Sono tutti sintomi delle condizioni di vita insostenibili di queste persone, le cui richieste di aiuto continuano a restare inascoltate. A tutto ciò si è aggiunto il decreto sicurezza a dicembre 2018, e una regolarizzazione evanescente a luglio 2020.

L’unica via per contrastare lo sfruttamento di questi lavoratori e permetterne la reale emersione come persone e non solo come manodopera, è una riforma della legislazione nazionale in materia di immigrazione, unita ad un’azione istituzionale complessiva su diversi piani interconnessi tra loro, che porti a una effettiva inclusione sociale, abitativa e lavorativa e che contrasti efficacemente il sistema di sfruttamento sul quale si regge l’intera filiera del lavoro agricolo dalla semina e raccolta dei prodotti agricoli. Fin ora, le iniziative istituzionali messe in pratica risultano evidentemente parziali e insoddisfacenti, insufficienti quantitativamente e qualitativamente allo scopo della liberazione delle persone dalle condizioni di sfruttamento e degrado.

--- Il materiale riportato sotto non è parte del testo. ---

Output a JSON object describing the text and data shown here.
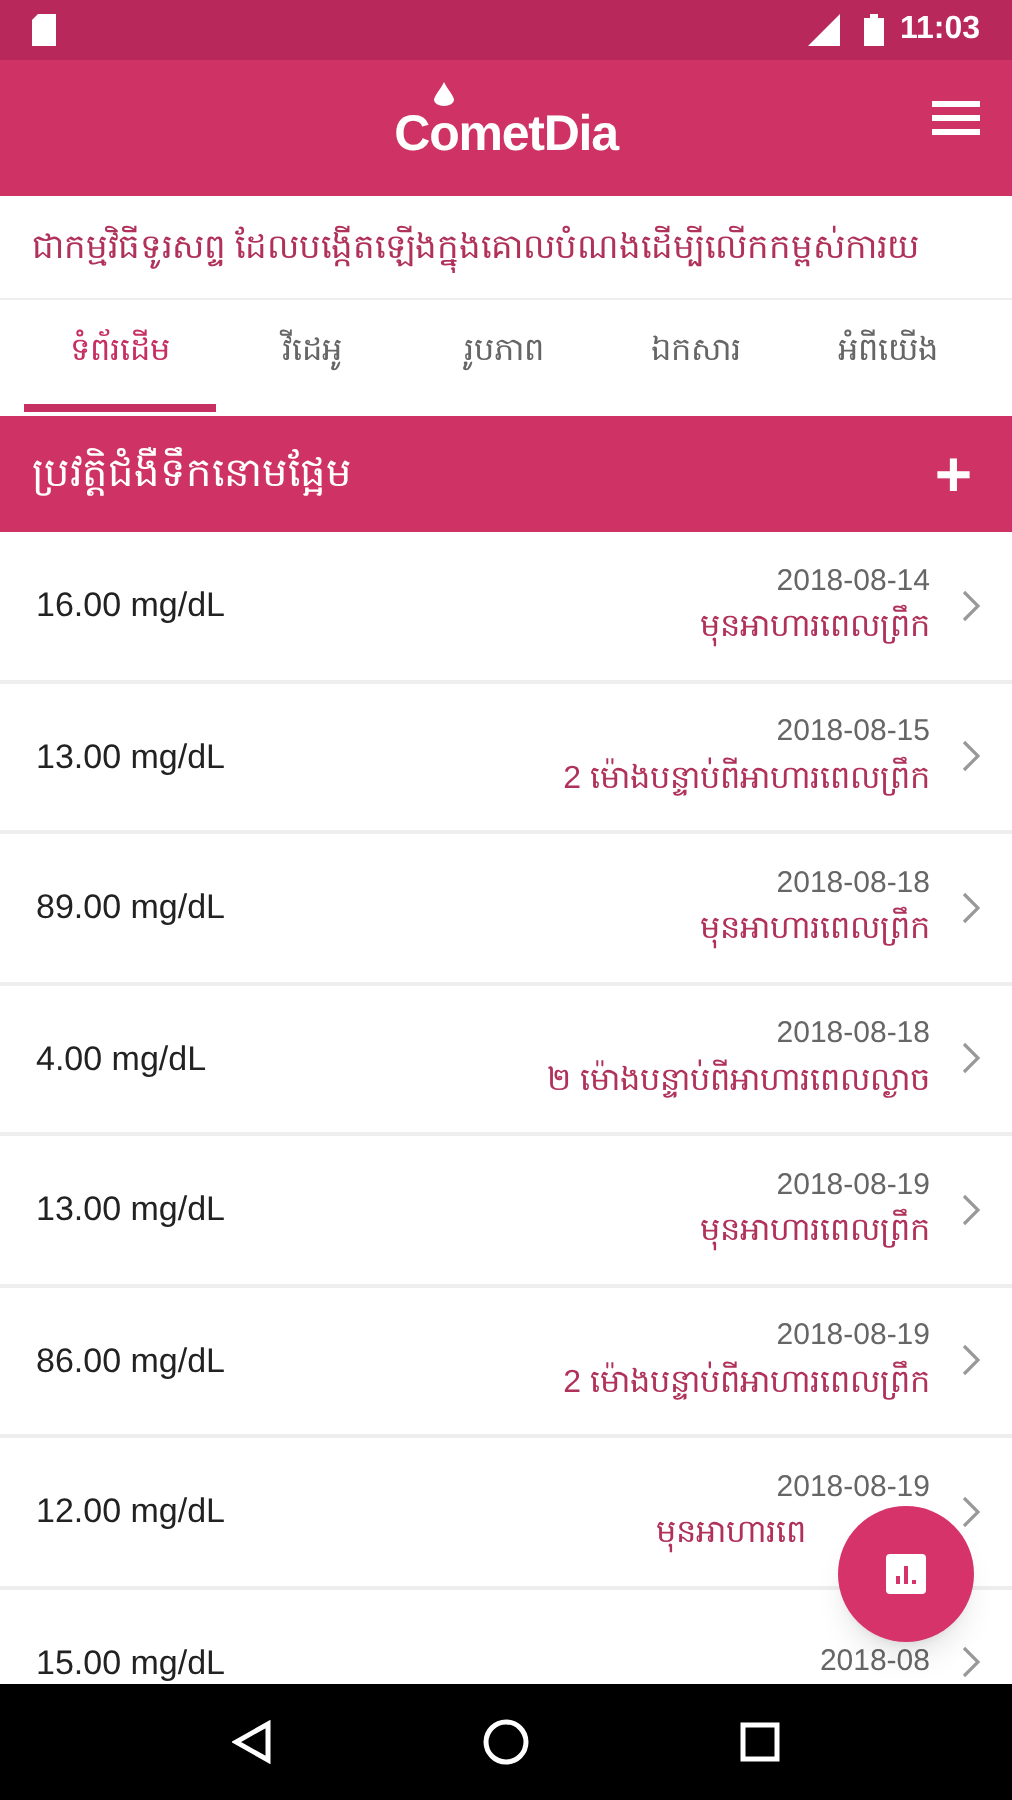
{
  "status_bar": {
    "time": "11:03"
  },
  "app_bar": {
    "logo": "CometDia"
  },
  "marquee": "ជាកម្មវិធីទូរសព្ទ ដែលបង្កើតឡើងក្នុងគោលបំណងដើម្បីលើកកម្ពស់ការយ",
  "tabs": [
    {
      "label": "ទំព័រដើម",
      "selected": true
    },
    {
      "label": "វីដេអូ",
      "selected": false
    },
    {
      "label": "រូបភាព",
      "selected": false
    },
    {
      "label": "ឯកសារ",
      "selected": false
    },
    {
      "label": "អំពីយើង",
      "selected": false
    }
  ],
  "section": {
    "title": "ប្រវត្តិជំងឺទឹកនោមផ្អែម",
    "add_label": "+"
  },
  "rows": [
    {
      "value": "16.00 mg/dL",
      "date": "2018-08-14",
      "meal": "មុនអាហារពេលព្រឹក"
    },
    {
      "value": "13.00 mg/dL",
      "date": "2018-08-15",
      "meal": "2 ម៉ោងបន្ទាប់ពីអាហារពេលព្រឹក"
    },
    {
      "value": "89.00 mg/dL",
      "date": "2018-08-18",
      "meal": "មុនអាហារពេលព្រឹក"
    },
    {
      "value": "4.00 mg/dL",
      "date": "2018-08-18",
      "meal": "២ ម៉ោងបន្ទាប់ពីអាហារពេលល្ងាច"
    },
    {
      "value": "13.00 mg/dL",
      "date": "2018-08-19",
      "meal": "មុនអាហារពេលព្រឹក"
    },
    {
      "value": "86.00 mg/dL",
      "date": "2018-08-19",
      "meal": "2 ម៉ោងបន្ទាប់ពីអាហារពេលព្រឹក"
    },
    {
      "value": "12.00 mg/dL",
      "date": "2018-08-19",
      "meal": "មុនអាហារពេ",
      "covered": true
    },
    {
      "value": "15.00 mg/dL",
      "date": "2018-08"
    }
  ]
}
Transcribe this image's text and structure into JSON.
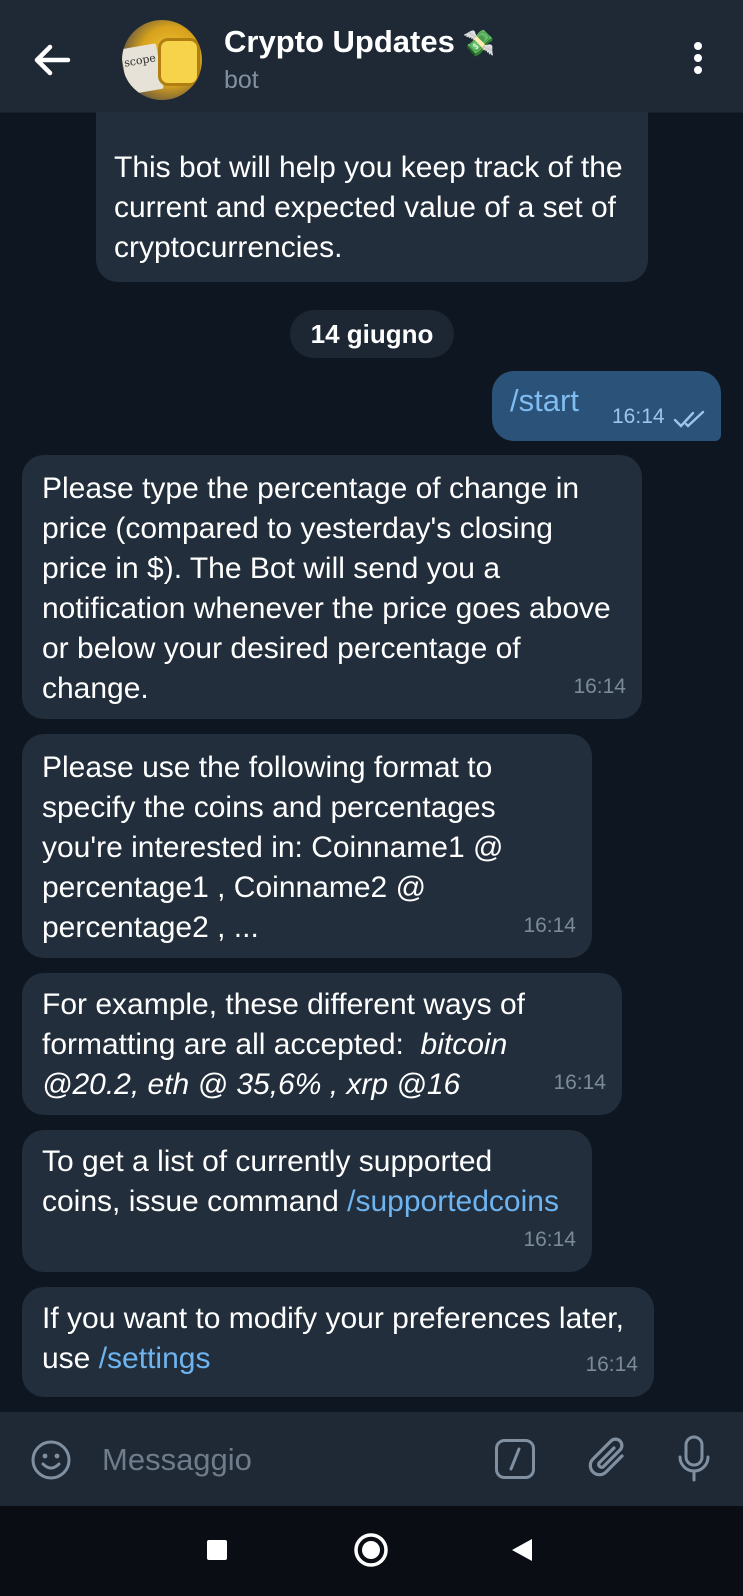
{
  "header": {
    "title": "Crypto Updates",
    "title_emoji": "💸",
    "subtitle": "bot",
    "avatar_text": "scope",
    "icons": {
      "back": "arrow-left-icon",
      "menu": "more-vertical-icon"
    }
  },
  "messages": {
    "intro": {
      "text": "This bot will help you keep track of the current and expected value of a set of cryptocurrencies."
    },
    "date_separator": "14 giugno",
    "outgoing": {
      "text": "/start",
      "time": "16:14",
      "status": "read"
    },
    "msg1": {
      "text": "Please type the percentage of change in price (compared to yesterday's closing price in $). The Bot will send you a notification whenever the price goes above or below your desired percentage of change.",
      "time": "16:14"
    },
    "msg2": {
      "text": "Please use the following format to specify the coins and percentages you're interested in: Coinname1 @ percentage1 , Coinname2 @ percentage2 , ...",
      "time": "16:14"
    },
    "msg3": {
      "text_plain": "For example, these different ways of formatting are all accepted:  ",
      "text_italic": "bitcoin @20.2, eth @ 35,6% , xrp @16",
      "time": "16:14"
    },
    "msg4": {
      "text_plain": "To get a list of currently supported coins, issue command ",
      "link": "/supportedcoins",
      "time": "16:14"
    },
    "msg5": {
      "text_plain": "If you want to modify your preferences later, use ",
      "link": "/settings",
      "time": "16:14"
    }
  },
  "composer": {
    "placeholder": "Messaggio",
    "icons": {
      "emoji": "smiley-icon",
      "command": "slash-command-icon",
      "attach": "paperclip-icon",
      "mic": "microphone-icon"
    }
  },
  "navbar": {
    "icons": {
      "recents": "square-icon",
      "home": "circle-home-icon",
      "back": "triangle-back-icon"
    }
  },
  "colors": {
    "background": "#0e1621",
    "header": "#1f2936",
    "incoming_bubble": "#222e3b",
    "outgoing_bubble": "#2b5278",
    "link": "#6eb4f0",
    "muted": "#7b8a99"
  }
}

Riflettere su tutto questo, ricordare e denunciare. È questo lo scopo dell’opera di Alessandro Tricarico, che a partire dalla data simbolica del 6 agosto, sorgerà sui silos dell’ex stabilimento Casillo in via Manfredonia, proprio all’ingresso della città di Foggia. La gigantografia di 32×23 metri sarà completamente in carta e quindi destinata a sgretolarsi nel tempo, proprio come la memoria di questi eventi tragici.